- Buildings emptied for Asian and African workers
- Some residents leave their homes with two hours’ notice
- World Cup puts Qatar’s treatment of workers into focus
DOHA, Oct 28 (Reuters) – Qatar has emptied the apartment buildings of thousands of foreign workers in central Doha, the capital, where football fans visiting during the World Cup will stay, workers who have been driven out of their homes told Reuters. apartment.
Authorities have evacuated and closed more than a dozen buildings, they said, forcing mostly Asian and African workers to seek shelter they could find – including making beds on sidewalks outside their former homes.
The move comes less than four weeks before the Nov. 20 opening of the global soccer championship, which has drawn international scrutiny over Qatar’s treatment of foreign workers and its restrictive social laws.
At around 8pm on Wednesday, authorities told people they had only two hours to leave in a building in Doha’s Al Mansoura district that residents said was home to 1,200 people.
They said city officials returned around 10:30 p.m., kicked everyone out and locked the building’s doors. Some failed to return in time to retrieve their belongings.
“We have nowhere to go,” a man told Reuters the next day as he prepared to sleep outside for a second night with about 10 other men, some shirtless in the Gulf Arab country’s autumn heat and humidity.

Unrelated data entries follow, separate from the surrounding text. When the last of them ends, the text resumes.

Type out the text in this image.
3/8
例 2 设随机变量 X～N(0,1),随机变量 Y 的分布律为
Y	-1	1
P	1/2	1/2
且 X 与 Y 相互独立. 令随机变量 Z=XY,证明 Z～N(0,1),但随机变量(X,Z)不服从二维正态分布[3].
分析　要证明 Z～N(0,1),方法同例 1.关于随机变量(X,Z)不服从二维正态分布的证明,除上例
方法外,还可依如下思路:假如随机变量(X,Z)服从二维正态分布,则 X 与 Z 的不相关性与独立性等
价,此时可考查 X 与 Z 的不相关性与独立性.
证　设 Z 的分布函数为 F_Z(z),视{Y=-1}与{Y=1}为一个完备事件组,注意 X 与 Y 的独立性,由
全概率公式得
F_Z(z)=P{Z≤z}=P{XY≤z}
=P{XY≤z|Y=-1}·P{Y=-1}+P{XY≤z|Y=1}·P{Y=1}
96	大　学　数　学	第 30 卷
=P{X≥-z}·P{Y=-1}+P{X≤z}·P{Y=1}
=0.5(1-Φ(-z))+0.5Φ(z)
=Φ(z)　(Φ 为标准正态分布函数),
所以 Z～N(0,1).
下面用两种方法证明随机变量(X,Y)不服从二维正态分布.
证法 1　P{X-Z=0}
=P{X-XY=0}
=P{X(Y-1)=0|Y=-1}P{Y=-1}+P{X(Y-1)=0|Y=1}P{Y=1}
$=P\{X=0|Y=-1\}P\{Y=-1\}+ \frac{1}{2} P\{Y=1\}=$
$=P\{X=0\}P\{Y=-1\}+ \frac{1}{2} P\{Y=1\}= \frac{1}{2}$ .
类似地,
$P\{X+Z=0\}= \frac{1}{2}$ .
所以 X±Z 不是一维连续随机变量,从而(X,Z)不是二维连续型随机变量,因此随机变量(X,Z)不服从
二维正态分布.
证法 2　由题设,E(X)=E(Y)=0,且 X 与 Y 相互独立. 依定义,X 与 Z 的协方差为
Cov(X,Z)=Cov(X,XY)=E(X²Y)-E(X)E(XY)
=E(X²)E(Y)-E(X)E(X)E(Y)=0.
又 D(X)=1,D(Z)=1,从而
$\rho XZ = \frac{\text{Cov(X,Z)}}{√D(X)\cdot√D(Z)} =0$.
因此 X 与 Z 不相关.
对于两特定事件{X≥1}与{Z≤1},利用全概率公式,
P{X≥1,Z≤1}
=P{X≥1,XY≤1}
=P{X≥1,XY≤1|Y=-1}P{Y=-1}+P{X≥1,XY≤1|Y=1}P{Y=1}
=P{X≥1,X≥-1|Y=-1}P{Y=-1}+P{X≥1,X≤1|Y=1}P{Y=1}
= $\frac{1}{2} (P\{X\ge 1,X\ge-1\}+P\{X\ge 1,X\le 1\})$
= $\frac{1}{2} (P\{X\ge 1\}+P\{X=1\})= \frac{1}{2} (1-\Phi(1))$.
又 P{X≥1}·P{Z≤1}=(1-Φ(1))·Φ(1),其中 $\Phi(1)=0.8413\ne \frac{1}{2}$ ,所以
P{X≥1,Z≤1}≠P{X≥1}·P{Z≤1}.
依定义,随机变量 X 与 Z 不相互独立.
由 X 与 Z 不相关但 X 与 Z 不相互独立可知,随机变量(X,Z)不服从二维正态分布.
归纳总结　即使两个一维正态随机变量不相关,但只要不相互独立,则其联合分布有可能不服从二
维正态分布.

He and most of the other workers interviewed by Reuters declined to give their names or personal details for fear of retaliation from authorities or employers.
Nearby, five men were loading a mattress and a small refrigerator into the back of a pickup truck. They said they found a room in Sumaysimah, about 40 kilometers (25 miles) north of Doha.
A Qatari government official said the relocations had nothing to do with the World Cup and were designed “in accordance with an ongoing comprehensive and long-term plan to reorganize the Doha region”.
“All have since been relocated to safe and appropriate accommodation,” the official said, adding that evacuation requests “will be made with due notice.”
World football governing body FIFA did not respond to a request for comment, and Qatar World Cup organizers have made inquiries to the government.
About 85% of Qatar’s population of 3 million are foreign workers. Many of those evicted work as drivers, temporary workers or have contracts with companies but are responsible for their own accommodation — unlike those who work for major construction companies, who live in camps with tens of thousands of people.
One worker said the deportations targeted single men, while foreign workers with families were not affected.
A Reuters reporter saw more than a dozen buildings where residents said people had been evicted. Some buildings lost power.
Most are in communities where the government rents buildings for World Cup fans. The organizers’ website lists buildings in Al Mansoura and other areas with apartments advertised for between $240 and $426 a night.
The Qatari official said the municipality had been enforcing a 2010 Qatari law that banned “worker camps in family housing estates” — a name that covers much of central Doha — and gave them the The power of people to move out.
Some of the evicted workers said they hoped to find accommodation in purpose-built worker dormitories in and around industrial areas on the outskirts of Doha or in remote cities far from where they worked.
Vani Saraswathi, program director at Migrant-Rights.org, which runs campaigns for foreign workers in the Middle East, said the deportations “leave Qatar’s glossy and wealthy facade intact without publicly acknowledging that it made it possible. cheap labor.”
“At best, it’s deliberate ghettoization. But evictions with little notice are inhumane and incomprehensible.”
Some workers said they experienced serial evictions.
One said he was forced to change buildings in Al Mansoura at the end of September, but moved with about 400 other people 11 days later without prior notice. “Within a minute, we had to move,” he said.
Mohammad, a driver from Bangladesh, said he had lived in the same community for 14 years until Wednesday when the municipality told him he had 48 hours to leave the villa he shared with 38 other people.
He said that as the World Cup approached, the workers who built Qatar’s infrastructure for the World Cup were pushed aside.
“Who built the stadium? Who built the roads? Who made everything? Bangladeshis, Pakistanis. People like us. Now they let us all out.”